Many people took advantage of mortgage forbearances during the COVID-19 pandemic. If you received a forbearance plan to skip mortgage payments during the pandemic, you will have to do something when it ends, to keep your home from going into foreclosure. The mortgage payments that you were allowed to skip are not erased, you must make some type of arrangement with your lender to repay this amount. There are different options for dealing with the missed payments that depend on the type of loan you have. Under the CARES Act, if you have a federally backed loan, you cannot be forced to repay all the missed payments at once. This may not be the case for non-federally backed loans. A federally backed loan includes FHA, Fannie Mae, Freddie Mac, VA loans and USDA.
It is important to reach out to your lender or servicer before your forbearance runs out. Your lender may contact you, but if not, be sure to call and inquire about your options at least a month before your forbearance is scheduled to end to discuss your options.
Following are the typical options available on federally backed loans:
- Reinstatement: A reinstatement means that you pay the total forbearance amount all at once. You do not have to take this option unless you are financially able to make such a payment. Your lender will ask you if you can and you must say no to be considered for other options.
- Repayment Plan: A repayment plan allows you to pay back the missed loans over time, up to 12 months. If this is not possible or would be a hardship for you, tell you lender you are not able to do this. You will have to pay your regular monthly payment plus part of the missed payments. If you took a 12 month forbearance, this would result in having to make two payments a month for a year.
- COVID-19 Payment Deferral: This is the option that most people explain as putting all the missed payments as a balloon payment at the end of the loan, or when it matures. If your taxes and insurance are included in your mortgage, the amount to cure those missed payments may have to be dealt with in a different way as you will now have an escrow deficiency.
- Loan Modification: A loan modification is a permanent change in the terms of your original loan. It is like refinancing without actually refinancing. The goal is to make your payments or terms more manageable, and typically results in a lower ongoing monthly payment.
- Refinance: If you have resolved or are in the process of resolving your forbearance plan, you may be eligible to refinance your loan. Work with your servicer to discuss interest rates and refinancing options.
If you were not current on your loan before your forbearance was granted, you may not be eligible for all the options listed above and likely would need to do a mortgage modification. I am seeing many people able to take advantage of the above options without attorney assistance. If your lender is not offering the options you are entitled to, seek legal assistance before the situation gets dire.
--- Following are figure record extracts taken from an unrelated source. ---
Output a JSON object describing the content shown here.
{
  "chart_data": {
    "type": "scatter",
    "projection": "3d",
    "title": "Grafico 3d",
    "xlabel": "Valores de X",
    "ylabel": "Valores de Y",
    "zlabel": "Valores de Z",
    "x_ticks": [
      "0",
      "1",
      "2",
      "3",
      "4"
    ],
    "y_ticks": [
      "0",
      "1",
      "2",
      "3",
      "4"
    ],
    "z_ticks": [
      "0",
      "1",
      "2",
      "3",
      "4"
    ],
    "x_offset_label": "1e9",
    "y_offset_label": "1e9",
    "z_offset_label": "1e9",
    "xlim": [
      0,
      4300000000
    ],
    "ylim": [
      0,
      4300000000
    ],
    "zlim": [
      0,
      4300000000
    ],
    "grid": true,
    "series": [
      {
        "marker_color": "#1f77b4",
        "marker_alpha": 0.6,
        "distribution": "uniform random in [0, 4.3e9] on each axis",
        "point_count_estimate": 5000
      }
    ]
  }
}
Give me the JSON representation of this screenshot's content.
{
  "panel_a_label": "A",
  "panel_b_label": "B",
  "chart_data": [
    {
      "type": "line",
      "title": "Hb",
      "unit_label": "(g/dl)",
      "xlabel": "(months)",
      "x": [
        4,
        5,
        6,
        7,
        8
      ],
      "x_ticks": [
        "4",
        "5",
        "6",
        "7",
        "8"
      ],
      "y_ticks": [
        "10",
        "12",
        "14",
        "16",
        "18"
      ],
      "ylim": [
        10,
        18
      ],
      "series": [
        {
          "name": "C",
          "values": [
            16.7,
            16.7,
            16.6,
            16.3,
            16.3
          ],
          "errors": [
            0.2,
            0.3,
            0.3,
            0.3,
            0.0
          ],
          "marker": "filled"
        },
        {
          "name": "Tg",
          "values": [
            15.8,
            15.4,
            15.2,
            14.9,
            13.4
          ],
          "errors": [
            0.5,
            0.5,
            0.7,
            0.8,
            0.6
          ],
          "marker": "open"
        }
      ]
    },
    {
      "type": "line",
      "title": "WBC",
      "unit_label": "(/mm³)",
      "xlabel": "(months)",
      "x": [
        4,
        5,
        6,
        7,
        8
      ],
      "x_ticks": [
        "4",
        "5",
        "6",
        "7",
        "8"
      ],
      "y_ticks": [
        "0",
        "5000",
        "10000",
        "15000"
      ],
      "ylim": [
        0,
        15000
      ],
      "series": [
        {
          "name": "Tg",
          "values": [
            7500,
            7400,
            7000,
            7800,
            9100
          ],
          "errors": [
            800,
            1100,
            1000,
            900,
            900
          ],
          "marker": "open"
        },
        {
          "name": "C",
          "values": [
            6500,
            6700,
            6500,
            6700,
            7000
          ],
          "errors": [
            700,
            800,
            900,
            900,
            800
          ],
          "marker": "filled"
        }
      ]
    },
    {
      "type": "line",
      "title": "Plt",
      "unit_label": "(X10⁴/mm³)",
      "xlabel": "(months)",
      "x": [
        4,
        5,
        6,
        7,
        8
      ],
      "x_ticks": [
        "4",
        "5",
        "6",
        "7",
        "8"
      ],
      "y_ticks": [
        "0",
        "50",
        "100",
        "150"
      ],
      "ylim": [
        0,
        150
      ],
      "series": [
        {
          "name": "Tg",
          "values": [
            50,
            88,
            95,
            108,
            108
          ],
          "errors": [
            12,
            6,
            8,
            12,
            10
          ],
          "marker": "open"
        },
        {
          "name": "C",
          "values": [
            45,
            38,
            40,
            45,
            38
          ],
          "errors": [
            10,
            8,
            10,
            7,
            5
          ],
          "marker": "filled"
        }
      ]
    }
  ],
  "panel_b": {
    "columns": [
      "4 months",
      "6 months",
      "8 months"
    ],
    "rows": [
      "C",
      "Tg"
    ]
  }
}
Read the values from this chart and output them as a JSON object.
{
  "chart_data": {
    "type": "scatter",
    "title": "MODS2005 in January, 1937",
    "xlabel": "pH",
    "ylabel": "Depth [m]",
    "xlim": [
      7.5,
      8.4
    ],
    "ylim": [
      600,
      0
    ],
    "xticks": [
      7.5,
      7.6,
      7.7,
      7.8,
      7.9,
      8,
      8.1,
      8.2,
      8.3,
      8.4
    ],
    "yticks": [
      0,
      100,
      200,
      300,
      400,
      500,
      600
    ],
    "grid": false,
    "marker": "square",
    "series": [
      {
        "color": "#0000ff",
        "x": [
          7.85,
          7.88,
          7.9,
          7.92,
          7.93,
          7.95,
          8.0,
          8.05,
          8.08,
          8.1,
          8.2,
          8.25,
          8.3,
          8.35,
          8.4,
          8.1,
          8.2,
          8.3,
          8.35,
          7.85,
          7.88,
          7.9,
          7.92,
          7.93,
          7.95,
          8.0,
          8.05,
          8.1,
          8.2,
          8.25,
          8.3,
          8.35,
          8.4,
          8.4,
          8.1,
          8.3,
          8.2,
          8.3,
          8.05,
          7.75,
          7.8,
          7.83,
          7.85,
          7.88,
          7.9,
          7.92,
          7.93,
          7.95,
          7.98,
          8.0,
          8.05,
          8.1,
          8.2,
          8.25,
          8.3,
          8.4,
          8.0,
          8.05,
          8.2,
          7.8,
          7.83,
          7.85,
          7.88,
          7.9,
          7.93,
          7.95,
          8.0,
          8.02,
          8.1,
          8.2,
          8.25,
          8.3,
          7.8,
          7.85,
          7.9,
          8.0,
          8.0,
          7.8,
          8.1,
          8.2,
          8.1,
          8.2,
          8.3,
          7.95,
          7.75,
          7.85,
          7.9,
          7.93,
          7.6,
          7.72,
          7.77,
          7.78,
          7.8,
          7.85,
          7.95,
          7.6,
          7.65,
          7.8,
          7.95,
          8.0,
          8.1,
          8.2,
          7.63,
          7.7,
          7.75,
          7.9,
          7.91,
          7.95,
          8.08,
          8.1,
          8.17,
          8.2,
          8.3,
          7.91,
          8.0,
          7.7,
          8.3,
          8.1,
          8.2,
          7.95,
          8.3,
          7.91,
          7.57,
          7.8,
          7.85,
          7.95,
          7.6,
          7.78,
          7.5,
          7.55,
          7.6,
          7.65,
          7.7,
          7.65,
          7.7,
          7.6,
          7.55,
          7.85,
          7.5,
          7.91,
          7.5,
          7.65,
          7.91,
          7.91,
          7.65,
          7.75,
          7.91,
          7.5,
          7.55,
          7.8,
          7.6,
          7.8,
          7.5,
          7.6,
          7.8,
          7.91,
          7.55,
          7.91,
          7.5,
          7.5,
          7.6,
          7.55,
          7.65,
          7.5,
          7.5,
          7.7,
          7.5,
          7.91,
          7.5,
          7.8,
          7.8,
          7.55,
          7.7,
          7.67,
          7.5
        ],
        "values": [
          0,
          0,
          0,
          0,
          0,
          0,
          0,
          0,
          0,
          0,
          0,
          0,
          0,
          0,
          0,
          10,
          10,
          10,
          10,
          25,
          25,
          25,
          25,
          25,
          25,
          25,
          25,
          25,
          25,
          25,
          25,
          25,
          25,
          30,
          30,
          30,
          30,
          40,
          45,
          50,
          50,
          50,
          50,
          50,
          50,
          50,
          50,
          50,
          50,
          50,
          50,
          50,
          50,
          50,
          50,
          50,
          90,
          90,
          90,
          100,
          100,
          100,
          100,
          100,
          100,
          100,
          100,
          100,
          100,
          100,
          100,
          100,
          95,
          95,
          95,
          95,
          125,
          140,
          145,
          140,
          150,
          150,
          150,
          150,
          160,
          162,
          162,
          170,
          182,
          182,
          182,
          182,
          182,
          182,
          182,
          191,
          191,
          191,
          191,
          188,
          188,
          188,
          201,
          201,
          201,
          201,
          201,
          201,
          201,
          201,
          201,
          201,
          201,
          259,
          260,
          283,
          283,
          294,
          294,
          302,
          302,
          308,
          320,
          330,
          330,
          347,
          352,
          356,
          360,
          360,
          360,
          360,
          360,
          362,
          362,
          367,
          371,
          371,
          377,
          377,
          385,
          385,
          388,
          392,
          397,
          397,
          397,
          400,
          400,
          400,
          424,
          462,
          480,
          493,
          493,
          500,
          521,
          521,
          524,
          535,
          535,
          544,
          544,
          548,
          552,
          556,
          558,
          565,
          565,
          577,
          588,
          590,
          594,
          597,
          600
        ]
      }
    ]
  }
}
If your mortgage is not a federally backed loan, your options may be limited. You should contact your lender to see what your options are. If the options provided to you are not feasible for your situation, you should contact a housing counselor or attorney to see what other options are available. Bankruptcy is an option to help people who are behind on their mortgage. In a chapter 13 bankruptcy, you can either cure your back payments over time, five years maximum, or you can participate in the chapter 13 mortgage modification mediation program. This program streamlines the mortgage modification process. The bankruptcy attorneys at Holland Law Group can evaluate your situation and determine if you are a good candidate for a mortgage modification.
Most important, do not delay. Look into your forbearance repayment options before your forbearance ends.